Let's just assume that it is the first one, because that would make more sense lol

6. anonymous

So, for the first one.$2\sin(x)+\sqrt{2}=0$$2\sin(x)=-\sqrt{2}$$\sin(x)=-\frac{\sqrt{2}}{2}$Now, use your trig tables to find what values of x satisfy that while making sure $$0 < x < 2\pi$$. Get it?

7. anonymous

oh so you pretty much want to get the sin alone

8. anonymous

what if there is sin and cos in the problem. ex:8-12sin^2x=4cos^2x

9. anonymous

Yeah. When solving trig equations, you want to (1) get all the trig stuff into 1 trigonometric function. So, if you have both a sine and a cosine or something, you want to (usually) get it all in terms of sine or cosine. (2) You want to solve for the trig function.

10. anonymous

For that kind of thing, that's where you have to use your identities.

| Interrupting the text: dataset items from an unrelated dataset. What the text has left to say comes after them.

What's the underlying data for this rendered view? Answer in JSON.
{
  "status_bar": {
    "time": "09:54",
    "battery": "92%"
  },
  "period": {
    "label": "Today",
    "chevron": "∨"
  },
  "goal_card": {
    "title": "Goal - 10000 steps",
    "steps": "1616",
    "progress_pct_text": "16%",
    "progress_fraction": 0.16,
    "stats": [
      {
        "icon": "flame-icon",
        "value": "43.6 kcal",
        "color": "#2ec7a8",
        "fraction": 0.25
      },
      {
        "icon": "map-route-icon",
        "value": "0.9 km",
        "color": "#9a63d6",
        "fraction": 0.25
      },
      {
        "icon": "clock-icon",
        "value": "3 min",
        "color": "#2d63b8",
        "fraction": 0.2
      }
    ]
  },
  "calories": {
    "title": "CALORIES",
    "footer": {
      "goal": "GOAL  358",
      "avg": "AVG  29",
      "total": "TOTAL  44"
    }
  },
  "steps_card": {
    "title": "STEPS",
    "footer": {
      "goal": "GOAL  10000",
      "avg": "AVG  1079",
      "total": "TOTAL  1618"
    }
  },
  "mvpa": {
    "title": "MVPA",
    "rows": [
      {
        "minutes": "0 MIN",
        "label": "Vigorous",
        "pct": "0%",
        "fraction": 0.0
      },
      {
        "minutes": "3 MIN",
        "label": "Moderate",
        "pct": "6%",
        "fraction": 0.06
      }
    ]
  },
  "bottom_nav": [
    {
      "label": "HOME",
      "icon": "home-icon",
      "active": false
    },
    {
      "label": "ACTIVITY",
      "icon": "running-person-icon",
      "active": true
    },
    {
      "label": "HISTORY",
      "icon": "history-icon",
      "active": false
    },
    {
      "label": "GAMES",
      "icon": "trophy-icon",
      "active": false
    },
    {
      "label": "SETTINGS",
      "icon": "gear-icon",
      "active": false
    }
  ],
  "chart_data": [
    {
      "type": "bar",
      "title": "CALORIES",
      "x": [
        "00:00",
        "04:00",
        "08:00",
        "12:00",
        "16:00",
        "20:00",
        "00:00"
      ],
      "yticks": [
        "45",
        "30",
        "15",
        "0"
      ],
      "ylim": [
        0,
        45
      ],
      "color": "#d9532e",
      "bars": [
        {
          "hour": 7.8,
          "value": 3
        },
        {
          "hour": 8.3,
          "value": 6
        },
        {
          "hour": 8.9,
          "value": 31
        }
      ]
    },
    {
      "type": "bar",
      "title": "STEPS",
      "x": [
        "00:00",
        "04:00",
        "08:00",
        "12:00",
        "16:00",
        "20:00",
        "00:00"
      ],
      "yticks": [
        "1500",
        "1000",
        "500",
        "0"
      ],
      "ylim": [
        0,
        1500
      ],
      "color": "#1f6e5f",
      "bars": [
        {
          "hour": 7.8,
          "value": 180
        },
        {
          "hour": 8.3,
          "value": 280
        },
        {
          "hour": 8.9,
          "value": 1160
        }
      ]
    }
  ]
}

For instance, in that question you just posted, trying using your pythagorean identities. $\implies8 - 12\sin^2(x)=4\cos^2(x)$$\implies8-12\sin^2(x)=4(1-\sin^2(x))$$\implies0=8\sin^2(x)-4$$\implies\frac12=\sin^2(x)$Does this make sense?

11. anonymous

ahh yes I finally understand :D thanks so much!

12. anonymous

You're welcome. :)